K: Actually, the content is creating its own energy. Look, I’m in contradiction and that very contradiction gives me vitality. I have opposing desires. When I have opposing desires I have energy, I fight. Therefore, that desire is creating the energy—not God, or something profounder—it is still desire. This is the trick that so many played. They say there is an outside agency, a deeper energy—but then one’s back in the old field. But I realize that the energy of contradiction, the energy of desire, of will, of pursuit of pleasure is the content of my consciousness; that is, consciousness is creating its own energy. Reality is this; reality is creating its own energy. I may say, ‘I derive my energy deep down’, but it’s still reality.
DB: Yes, suppose we accept that, but the point is that seeing the truth of this . . .
K: . . . that’s what I want to get at. Is this energy different from the energy of truth?
DB: Yes.
K: It is different.
DB: But let’s try to put it like this: Reality may have many levels of energy.
K: Yes.
DB: But a certain part of the energy has gone off the straight line. Let’s say the brain feeds energy to all the thought processes. Now, if somehow the brain didn’t feed energy to the thought process that is confused, then the thing might straighten out.
K: That’s it. If this energy runs along the straight thread it is a reality without contradiction. It’s an energy that is endless because it has no friction. Now is that energy different from the energy of truth?
DB: Yes. They are different, and as we once discussed, there must be a deeper common source.
K: I’m not sure.
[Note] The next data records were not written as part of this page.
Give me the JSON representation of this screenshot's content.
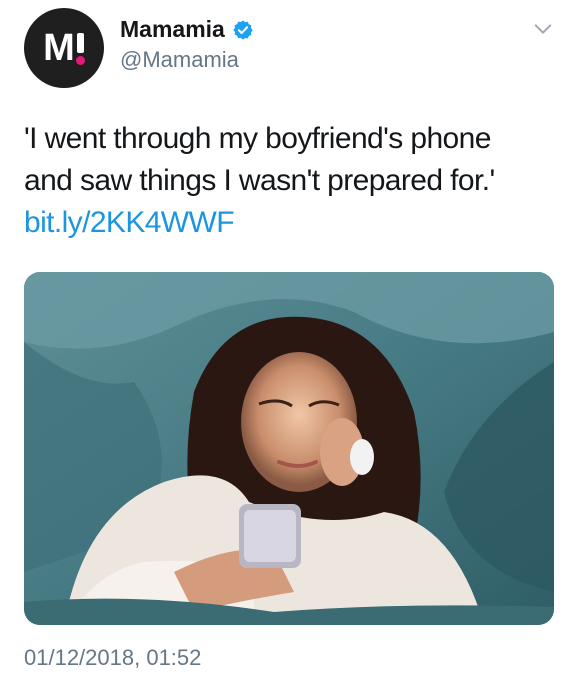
{
  "tweet": {
    "author": {
      "display_name": "Mamamia",
      "handle": "@Mamamia",
      "verified": true,
      "avatar_text": "M"
    },
    "text_line1": "'I went through my boyfriend's phone",
    "text_line2": "and saw things I wasn't prepared for.'",
    "link": "bit.ly/2KK4WWF",
    "timestamp": "01/12/2018, 01:52",
    "media": {
      "alt": "photo"
    }
  },
  "colors": {
    "link": "#1b95e0",
    "secondary_text": "#657786",
    "verified_badge": "#1da1f2",
    "avatar_bg": "#1f1f1f",
    "avatar_accent": "#e5197a"
  },
  "icons": {
    "verified": "verified-badge-icon",
    "menu": "chevron-down-icon"
  }
}
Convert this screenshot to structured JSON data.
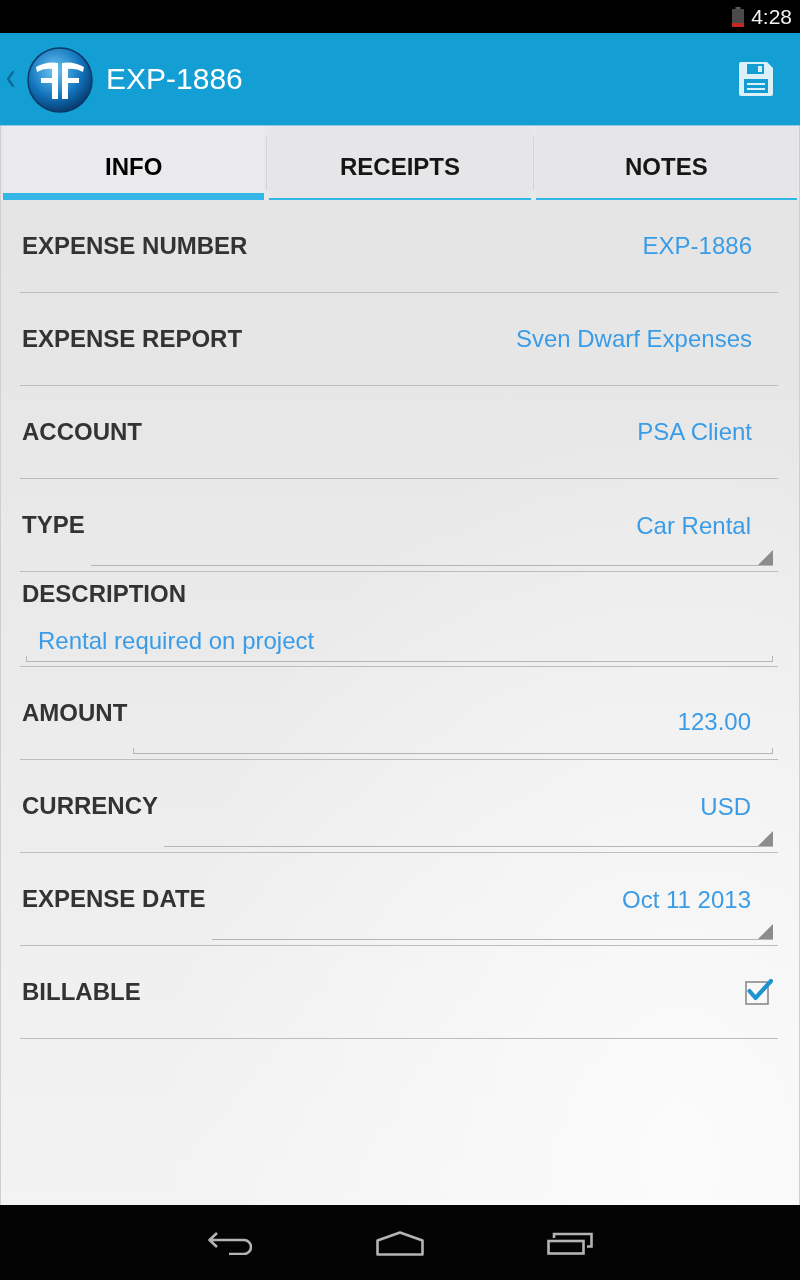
{
  "status_bar": {
    "time": "4:28"
  },
  "app_bar": {
    "title": "EXP-1886"
  },
  "tabs": [
    {
      "label": "INFO",
      "selected": true
    },
    {
      "label": "RECEIPTS",
      "selected": false
    },
    {
      "label": "NOTES",
      "selected": false
    }
  ],
  "fields": [
    {
      "kind": "text",
      "label": "EXPENSE NUMBER",
      "value": "EXP-1886"
    },
    {
      "kind": "text",
      "label": "EXPENSE REPORT",
      "value": "Sven Dwarf Expenses"
    },
    {
      "kind": "text",
      "label": "ACCOUNT",
      "value": "PSA Client"
    },
    {
      "kind": "spinner",
      "label": "TYPE",
      "value": "Car Rental"
    },
    {
      "kind": "multiline",
      "label": "DESCRIPTION",
      "value": "Rental required on project"
    },
    {
      "kind": "number",
      "label": "AMOUNT",
      "value": "123.00"
    },
    {
      "kind": "spinner",
      "label": "CURRENCY",
      "value": "USD"
    },
    {
      "kind": "spinner",
      "label": "EXPENSE DATE",
      "value": "Oct 11 2013"
    },
    {
      "kind": "checkbox",
      "label": "BILLABLE",
      "checked": true
    }
  ]
}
You are suggesting that they both spring out of the same root.
DB: That’s what I suggest. But for the moment there is the energy of truth that can comprehend the reality and . . .
K: . . . the other way it cannot.
DB: No, it cannot; but there appears to be some connection in the sense that when truth comprehends reality, reality goes straight. So there appears to be a connection at least one way.
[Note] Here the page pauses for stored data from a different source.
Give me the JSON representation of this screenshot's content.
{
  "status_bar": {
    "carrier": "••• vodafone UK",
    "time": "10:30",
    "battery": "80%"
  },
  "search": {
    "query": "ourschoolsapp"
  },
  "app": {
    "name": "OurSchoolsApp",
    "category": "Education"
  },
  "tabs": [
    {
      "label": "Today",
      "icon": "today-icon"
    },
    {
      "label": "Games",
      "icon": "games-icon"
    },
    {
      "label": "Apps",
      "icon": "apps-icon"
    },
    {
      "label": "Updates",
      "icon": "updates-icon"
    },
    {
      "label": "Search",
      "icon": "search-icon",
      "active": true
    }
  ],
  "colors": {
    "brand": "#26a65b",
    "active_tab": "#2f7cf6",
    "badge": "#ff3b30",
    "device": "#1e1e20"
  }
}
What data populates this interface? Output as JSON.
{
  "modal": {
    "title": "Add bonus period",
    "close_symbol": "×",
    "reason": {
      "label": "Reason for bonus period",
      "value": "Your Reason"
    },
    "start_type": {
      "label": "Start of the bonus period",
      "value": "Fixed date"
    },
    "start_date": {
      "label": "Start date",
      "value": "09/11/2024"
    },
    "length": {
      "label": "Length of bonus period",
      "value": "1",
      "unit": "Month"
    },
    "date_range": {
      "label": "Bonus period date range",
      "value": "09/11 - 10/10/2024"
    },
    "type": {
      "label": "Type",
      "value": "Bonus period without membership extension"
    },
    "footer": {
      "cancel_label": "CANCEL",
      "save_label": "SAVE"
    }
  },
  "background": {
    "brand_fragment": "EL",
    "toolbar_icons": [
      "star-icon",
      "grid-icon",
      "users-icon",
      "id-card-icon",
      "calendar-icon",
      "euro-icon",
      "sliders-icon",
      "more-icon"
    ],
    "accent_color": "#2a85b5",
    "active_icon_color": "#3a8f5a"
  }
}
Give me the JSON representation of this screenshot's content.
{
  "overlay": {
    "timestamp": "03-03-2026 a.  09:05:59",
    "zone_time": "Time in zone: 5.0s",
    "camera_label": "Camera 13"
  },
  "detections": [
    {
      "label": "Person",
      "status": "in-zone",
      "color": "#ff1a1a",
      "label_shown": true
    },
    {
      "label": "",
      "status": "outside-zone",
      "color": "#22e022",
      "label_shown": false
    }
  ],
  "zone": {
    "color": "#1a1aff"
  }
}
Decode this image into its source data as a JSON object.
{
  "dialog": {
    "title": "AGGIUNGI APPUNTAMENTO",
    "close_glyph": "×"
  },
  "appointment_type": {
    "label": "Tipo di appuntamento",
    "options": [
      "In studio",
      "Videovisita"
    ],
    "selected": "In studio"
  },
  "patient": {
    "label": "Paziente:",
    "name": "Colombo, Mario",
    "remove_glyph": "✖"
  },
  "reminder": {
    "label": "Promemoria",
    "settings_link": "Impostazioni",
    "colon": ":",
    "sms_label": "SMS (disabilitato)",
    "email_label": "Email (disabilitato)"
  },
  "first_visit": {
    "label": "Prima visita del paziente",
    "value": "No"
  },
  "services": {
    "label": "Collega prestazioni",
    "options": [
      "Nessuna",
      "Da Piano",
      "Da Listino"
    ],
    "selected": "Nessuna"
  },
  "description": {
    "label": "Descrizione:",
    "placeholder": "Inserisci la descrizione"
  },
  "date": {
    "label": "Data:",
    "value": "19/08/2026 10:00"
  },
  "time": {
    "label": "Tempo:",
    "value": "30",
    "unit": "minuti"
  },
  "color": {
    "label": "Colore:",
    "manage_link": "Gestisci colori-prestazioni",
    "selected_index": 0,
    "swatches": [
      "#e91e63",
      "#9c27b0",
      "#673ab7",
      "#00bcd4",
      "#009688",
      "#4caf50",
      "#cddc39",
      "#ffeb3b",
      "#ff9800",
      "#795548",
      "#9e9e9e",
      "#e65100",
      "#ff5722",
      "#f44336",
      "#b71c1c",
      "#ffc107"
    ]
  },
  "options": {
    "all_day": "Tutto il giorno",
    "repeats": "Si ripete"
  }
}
K: That’s right, a one-way connection—truth loves this, this doesn’t love truth.
DB: But once the connection has been made, then reality runs true and does not waste energy or make confusion.
K: You see, that’s where meditation comes in. Generally, meditation is from here to there, with practice and all the rest of it. To move from this to that.
DB: Move from one reality to another.
K: That’s right. Meditation is actually seeing what is. But generally meditation is taken as moving from one reality to another.